Experiment 1 - One Interconnected Mesh

As an experiment, I decided to make her body mesh and clothing attached as one, interconnected object. This was to make rigging easier and less time-consuming. This method was significantly helpful when using Rigify's rigging add-on in Blender, because I noticed that Rigify couldn't recognize overlapping objects or meshes. One example was trying to rig her legs and her skirt. This method, however, may not always work: despite the legs being a whole mesh with the skirt, Rigify only rigged the legs but not the skirt. The only way for me to solve this problem is to manually weight the legs with the skirt or use the Armature Modifier. This brings me to my next experiment...

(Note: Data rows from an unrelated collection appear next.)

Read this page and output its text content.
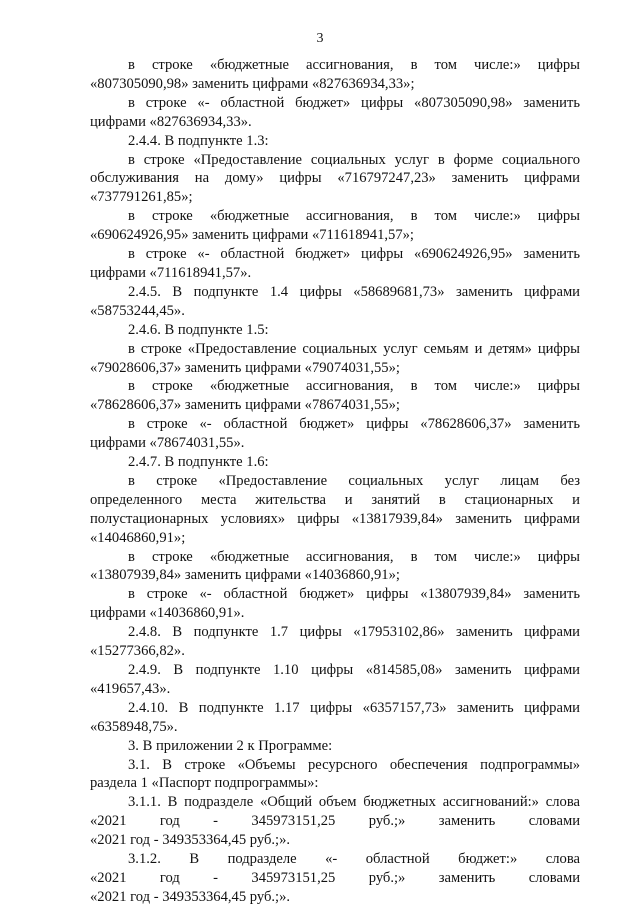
3
в строке «бюджетные ассигнования, в том числе:» цифры
«807305090,98» заменить цифрами «827636934,33»;
в строке «- областной бюджет» цифры «807305090,98» заменить
цифрами «827636934,33».
2.4.4. В подпункте 1.3:
в строке «Предоставление социальных услуг в форме социального
обслуживания на дому» цифры «716797247,23» заменить цифрами
«737791261,85»;
в строке «бюджетные ассигнования, в том числе:» цифры
«690624926,95» заменить цифрами «711618941,57»;
в строке «- областной бюджет» цифры «690624926,95» заменить
цифрами «711618941,57».
2.4.5. В подпункте 1.4 цифры «58689681,73» заменить цифрами
«58753244,45».
2.4.6. В подпункте 1.5:
в строке «Предоставление социальных услуг семьям и детям» цифры
«79028606,37» заменить цифрами «79074031,55»;
в строке «бюджетные ассигнования, в том числе:» цифры
«78628606,37» заменить цифрами «78674031,55»;
в строке «- областной бюджет» цифры «78628606,37» заменить
цифрами «78674031,55».
2.4.7. В подпункте 1.6:
в строке «Предоставление социальных услуг лицам без
определенного места жительства и занятий в стационарных и
полустационарных условиях» цифры «13817939,84» заменить цифрами
«14046860,91»;
в строке «бюджетные ассигнования, в том числе:» цифры
«13807939,84» заменить цифрами «14036860,91»;
в строке «- областной бюджет» цифры «13807939,84» заменить
цифрами «14036860,91».
2.4.8. В подпункте 1.7 цифры «17953102,86» заменить цифрами
«15277366,82».
2.4.9. В подпункте 1.10 цифры «814585,08» заменить цифрами
«419657,43».
2.4.10. В подпункте 1.17 цифры «6357157,73» заменить цифрами
«6358948,75».
3. В приложении 2 к Программе:
3.1. В строке «Объемы ресурсного обеспечения подпрограммы»
раздела 1 «Паспорт подпрограммы»:
3.1.1. В подразделе «Общий объем бюджетных ассигнований:» слова
«2021 год - 345973151,25 руб.;» заменить словами
«2021 год - 349353364,45 руб.;».
3.1.2. В подразделе «- областной бюджет:» слова
«2021 год - 345973151,25 руб.;» заменить словами
«2021 год - 349353364,45 руб.;».
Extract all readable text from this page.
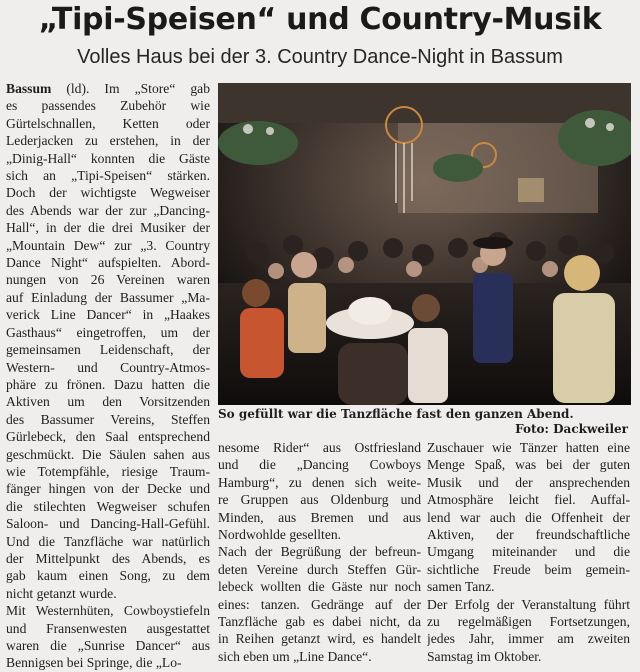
„Tipi-Speisen“ und Country-Musik
Volles Haus bei der 3. Country Dance-Night in Bassum
Bassum (ld). Im „Store“ gab
es passendes Zubehör wie
Gürtelschnallen, Ketten oder
Lederjacken zu erstehen, in der
„Dinig-Hall“ konnten die Gäste
sich an „Tipi-Speisen“ stärken.
Doch der wichtigste Wegweiser
des Abends war der zur „Dancing-
Hall“, in der die drei Musiker der
„Mountain Dew“ zur „3. Country
Dance Night“ aufspielten. Abord-
nungen von 26 Vereinen waren
auf Einladung der Bassumer „Ma-
verick Line Dancer“ in „Haakes
Gasthaus“ eingetroffen, um der
gemeinsamen Leidenschaft, der
Western- und Country-Atmos-
phäre zu frönen. Dazu hatten die
Aktiven um den Vorsitzenden
des Bassumer Vereins, Steffen
Gürlebeck, den Saal entsprechend
geschmückt. Die Säulen sahen aus
wie Totempfähle, riesige Traum-
fänger hingen von der Decke und
die stilechten Wegweiser schufen
Saloon- und Dancing-Hall-Gefühl.
Und die Tanzfläche war natürlich
der Mittelpunkt des Abends, es
gab kaum einen Song, zu dem
nicht getanzt wurde.
Mit Westernhüten, Cowboystiefeln
und Fransenwesten ausgestattet
waren die „Sunrise Dancer“ aus
Bennigsen bei Springe, die „Lo-
So gefüllt war die Tanzfläche fast den ganzen Abend.
Foto: Dackweiler
nesome Rider“ aus Ostfriesland
und die „Dancing Cowboys
Hamburg“, zu denen sich weite-
re Gruppen aus Oldenburg und
Minden, aus Bremen und aus
Nordwohlde gesellten.
Nach der Begrüßung der befreun-
deten Vereine durch Steffen Gür-
lebeck wollten die Gäste nur noch
eines: tanzen. Gedränge auf der
Tanzfläche gab es dabei nicht, da
in Reihen getanzt wird, es handelt
sich eben um „Line Dance“.
Zuschauer wie Tänzer hatten eine
Menge Spaß, was bei der guten
Musik und der ansprechenden
Atmosphäre leicht fiel. Auffal-
lend war auch die Offenheit der
Aktiven, der freundschaftliche
Umgang miteinander und die
sichtliche Freude beim gemein-
samen Tanz.
Der Erfolg der Veranstaltung führt
zu regelmäßigen Fortsetzungen,
jedes Jahr, immer am zweiten
Samstag im Oktober.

EXPERIMENT 2 - Armature Modifier

The Armature Modifier was a life saver! This method is extremely useful when you have hair, face features and clothing as separate objects and meshes. First, I rig my body mesh (which includes the head, arms, legs, torso and clothing) by applying automatic weights from my meta-rig to my mesh. Then, I apply the Armature Modifier to separate objects that were not rigged yet (such as the hair, face features and accessories). Then, in weight paint mode, I would apply the appropriate weight to the vertices of the mesh. 

EXPERIMENT 3 - Hair Shapekeys

There are moments where applying physics to certain objects can be unnecessary. Strawberry has short polygon hair, so physics "bodies" are not necessary in this case. In addition, using physics would definitely take up most of my RAM, thus, slowing down my laptop. Instead, I create shape keys for hair. This method may make animating a little bit more tedious, since you need to manually create key frames whenever animating the hair. Using this method really depends on whether you would or wouldn't mind sacrificing your time manually animating hair. I think this method would only be best for those who made characters with low poly hair, lacks a nVidia graphics card (only applied to new versions of Blender). Since I use a laptop with a built in AMD graphics card, I can't change the graphics card to instruct Blender to use GPU instead of CPU. 


I hope these methods and obeservations were usful to everyone! Thanks for reading, and happy modeling!